By the time I arrived in Cleveland, Ohio, to see my newly vaccinated parents, having opted for the upgrade to Air France business class, I had stopped thinking about money in terms of its actual present value, and instead conceptualized the numbers on my screen in terms of their abstract potential future value.
As I walked down the stone steps of the Irish Catholic church that I had grown up attending, I checked my phone: the merger details had been announced, and the valuation accorded to Lucid was high, far too high. Shares were cratering, and it was the pinprick in the bubble for the other high-growth tech and alternative energy stocks, which followed it downwards, their call options losing value at an exponentially greater rate.
Options on alternative energy and electric vehicle stocks – which represented almost the entirety of my portfolio – had crashed from their bubble territory. $700k became $500k, which ebbed down to $400k, then $300k. At $250k, I cursed myself for being such a fool. I spent hours gazing at the apartments I could have easily afforded just two months ago.
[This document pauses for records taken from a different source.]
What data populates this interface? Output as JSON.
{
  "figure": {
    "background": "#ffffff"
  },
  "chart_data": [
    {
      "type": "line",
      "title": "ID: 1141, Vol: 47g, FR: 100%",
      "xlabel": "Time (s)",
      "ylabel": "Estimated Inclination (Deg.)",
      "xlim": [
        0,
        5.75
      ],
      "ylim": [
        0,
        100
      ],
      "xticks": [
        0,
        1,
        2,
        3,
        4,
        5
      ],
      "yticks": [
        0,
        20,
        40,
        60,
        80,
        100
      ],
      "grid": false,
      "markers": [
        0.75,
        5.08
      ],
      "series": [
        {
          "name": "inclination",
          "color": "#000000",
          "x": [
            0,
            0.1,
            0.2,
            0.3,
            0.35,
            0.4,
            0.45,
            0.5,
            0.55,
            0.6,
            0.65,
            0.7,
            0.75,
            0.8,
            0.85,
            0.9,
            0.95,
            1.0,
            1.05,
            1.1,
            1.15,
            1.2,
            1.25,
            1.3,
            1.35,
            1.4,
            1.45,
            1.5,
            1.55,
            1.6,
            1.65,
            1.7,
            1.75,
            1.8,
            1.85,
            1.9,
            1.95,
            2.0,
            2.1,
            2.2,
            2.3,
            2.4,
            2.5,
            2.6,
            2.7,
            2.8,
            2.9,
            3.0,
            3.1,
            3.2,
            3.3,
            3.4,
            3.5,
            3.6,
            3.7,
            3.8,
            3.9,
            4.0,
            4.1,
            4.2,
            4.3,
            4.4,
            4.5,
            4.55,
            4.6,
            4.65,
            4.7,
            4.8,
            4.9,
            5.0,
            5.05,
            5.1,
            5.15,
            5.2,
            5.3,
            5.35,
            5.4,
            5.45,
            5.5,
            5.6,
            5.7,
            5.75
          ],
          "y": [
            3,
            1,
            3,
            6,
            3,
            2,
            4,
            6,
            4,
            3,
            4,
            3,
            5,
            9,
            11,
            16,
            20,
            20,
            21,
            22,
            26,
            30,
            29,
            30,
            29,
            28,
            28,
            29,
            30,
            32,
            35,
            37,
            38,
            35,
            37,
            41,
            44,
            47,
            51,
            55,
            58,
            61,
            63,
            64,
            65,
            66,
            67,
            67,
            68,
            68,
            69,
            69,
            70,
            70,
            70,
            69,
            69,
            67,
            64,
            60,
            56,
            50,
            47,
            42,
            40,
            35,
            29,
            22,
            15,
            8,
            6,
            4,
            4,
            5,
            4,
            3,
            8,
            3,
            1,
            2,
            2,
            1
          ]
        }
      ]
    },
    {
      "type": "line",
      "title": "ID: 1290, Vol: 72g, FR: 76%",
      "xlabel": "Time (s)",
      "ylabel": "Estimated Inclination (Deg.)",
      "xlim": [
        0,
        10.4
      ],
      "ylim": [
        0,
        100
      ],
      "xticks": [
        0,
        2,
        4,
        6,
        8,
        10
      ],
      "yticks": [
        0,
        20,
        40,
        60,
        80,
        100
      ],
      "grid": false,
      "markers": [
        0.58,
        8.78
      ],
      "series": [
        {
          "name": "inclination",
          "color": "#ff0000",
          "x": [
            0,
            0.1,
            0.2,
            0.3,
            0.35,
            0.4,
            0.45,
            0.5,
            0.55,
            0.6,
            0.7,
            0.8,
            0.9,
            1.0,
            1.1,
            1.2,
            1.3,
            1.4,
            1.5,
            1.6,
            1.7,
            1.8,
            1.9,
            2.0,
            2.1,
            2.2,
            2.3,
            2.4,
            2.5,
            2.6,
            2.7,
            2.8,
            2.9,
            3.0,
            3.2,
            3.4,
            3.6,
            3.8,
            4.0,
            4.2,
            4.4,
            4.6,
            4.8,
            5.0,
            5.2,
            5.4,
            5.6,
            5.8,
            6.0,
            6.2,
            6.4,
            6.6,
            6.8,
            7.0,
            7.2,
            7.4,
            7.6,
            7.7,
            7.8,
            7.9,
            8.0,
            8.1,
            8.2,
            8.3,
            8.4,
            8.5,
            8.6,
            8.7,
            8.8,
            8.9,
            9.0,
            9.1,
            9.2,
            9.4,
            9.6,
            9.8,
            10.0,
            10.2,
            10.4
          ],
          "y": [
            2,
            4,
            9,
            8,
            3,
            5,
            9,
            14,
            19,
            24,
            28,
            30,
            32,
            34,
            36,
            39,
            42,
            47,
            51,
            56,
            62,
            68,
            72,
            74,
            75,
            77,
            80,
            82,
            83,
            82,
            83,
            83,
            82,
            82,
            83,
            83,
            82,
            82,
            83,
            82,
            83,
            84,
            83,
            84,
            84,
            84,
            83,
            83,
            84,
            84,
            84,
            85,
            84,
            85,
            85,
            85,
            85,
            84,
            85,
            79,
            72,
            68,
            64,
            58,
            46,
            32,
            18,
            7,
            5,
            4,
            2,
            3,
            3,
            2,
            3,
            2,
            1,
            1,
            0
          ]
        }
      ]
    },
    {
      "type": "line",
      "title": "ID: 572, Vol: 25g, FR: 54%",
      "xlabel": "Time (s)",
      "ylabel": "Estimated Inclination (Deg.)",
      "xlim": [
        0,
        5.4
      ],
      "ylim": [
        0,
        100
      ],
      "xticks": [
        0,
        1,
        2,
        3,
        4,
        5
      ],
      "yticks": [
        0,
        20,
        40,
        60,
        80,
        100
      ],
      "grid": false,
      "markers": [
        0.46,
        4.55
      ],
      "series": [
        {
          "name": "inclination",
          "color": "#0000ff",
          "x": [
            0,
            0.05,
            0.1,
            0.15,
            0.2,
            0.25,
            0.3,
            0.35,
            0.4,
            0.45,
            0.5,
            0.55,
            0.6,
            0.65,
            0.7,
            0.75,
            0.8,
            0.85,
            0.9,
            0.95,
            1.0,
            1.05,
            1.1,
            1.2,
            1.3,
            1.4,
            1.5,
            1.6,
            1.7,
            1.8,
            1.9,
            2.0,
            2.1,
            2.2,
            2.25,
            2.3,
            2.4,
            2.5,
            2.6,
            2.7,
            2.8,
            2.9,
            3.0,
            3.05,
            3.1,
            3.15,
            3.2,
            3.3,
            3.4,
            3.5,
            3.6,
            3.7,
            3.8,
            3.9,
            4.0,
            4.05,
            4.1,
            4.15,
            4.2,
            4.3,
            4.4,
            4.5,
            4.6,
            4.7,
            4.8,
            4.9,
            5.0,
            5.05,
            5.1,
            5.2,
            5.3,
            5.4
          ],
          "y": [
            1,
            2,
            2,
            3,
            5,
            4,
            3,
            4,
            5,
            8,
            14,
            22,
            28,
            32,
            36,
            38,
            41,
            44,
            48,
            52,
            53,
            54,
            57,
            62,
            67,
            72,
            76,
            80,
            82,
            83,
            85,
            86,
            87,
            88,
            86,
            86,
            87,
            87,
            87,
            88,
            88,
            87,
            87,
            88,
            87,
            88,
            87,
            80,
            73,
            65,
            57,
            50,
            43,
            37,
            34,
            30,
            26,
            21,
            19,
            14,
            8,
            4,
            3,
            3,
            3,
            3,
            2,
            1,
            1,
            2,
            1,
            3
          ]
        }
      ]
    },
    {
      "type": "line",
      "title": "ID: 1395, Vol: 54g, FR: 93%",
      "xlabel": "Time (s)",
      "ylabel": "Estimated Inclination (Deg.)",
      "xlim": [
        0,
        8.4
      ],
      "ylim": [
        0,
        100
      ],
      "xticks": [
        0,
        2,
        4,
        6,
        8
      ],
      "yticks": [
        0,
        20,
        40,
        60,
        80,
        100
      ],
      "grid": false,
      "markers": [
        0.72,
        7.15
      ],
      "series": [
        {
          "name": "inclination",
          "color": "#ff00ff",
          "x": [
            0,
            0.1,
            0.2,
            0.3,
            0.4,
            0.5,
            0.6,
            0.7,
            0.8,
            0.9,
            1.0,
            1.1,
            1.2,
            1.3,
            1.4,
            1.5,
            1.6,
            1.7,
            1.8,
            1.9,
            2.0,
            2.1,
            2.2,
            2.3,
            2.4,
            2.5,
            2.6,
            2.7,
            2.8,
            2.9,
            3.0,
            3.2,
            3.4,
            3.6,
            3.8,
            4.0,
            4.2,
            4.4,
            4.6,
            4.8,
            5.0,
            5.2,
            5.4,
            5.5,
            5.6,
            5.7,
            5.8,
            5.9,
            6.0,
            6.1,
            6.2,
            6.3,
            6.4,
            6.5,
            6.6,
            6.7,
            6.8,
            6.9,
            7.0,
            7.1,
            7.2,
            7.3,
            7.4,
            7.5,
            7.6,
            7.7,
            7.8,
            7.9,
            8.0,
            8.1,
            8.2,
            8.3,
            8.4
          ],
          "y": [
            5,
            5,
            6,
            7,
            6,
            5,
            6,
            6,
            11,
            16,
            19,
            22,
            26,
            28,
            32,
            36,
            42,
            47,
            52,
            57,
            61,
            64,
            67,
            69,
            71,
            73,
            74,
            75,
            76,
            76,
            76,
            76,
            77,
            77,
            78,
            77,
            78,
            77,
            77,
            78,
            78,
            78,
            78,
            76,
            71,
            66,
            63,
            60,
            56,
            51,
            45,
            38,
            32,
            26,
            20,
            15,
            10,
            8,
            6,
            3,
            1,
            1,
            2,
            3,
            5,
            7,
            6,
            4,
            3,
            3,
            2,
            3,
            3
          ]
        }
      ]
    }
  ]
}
I was an opportunity ruiner, a serial one.
Of course, there are others who made and lost during the “meme stock” craze. From his perch as an observer, Rogozinski told me that he far prefers the r/wallstreetbets posts that detail painful losses. Posts of big gains give people the impression that they can do it too, he clarified to me over video chat, whereas posts of painful losses seem to increase the risk-averseness of the average WSB-er, leading to lower “community losses” – at least, for a time.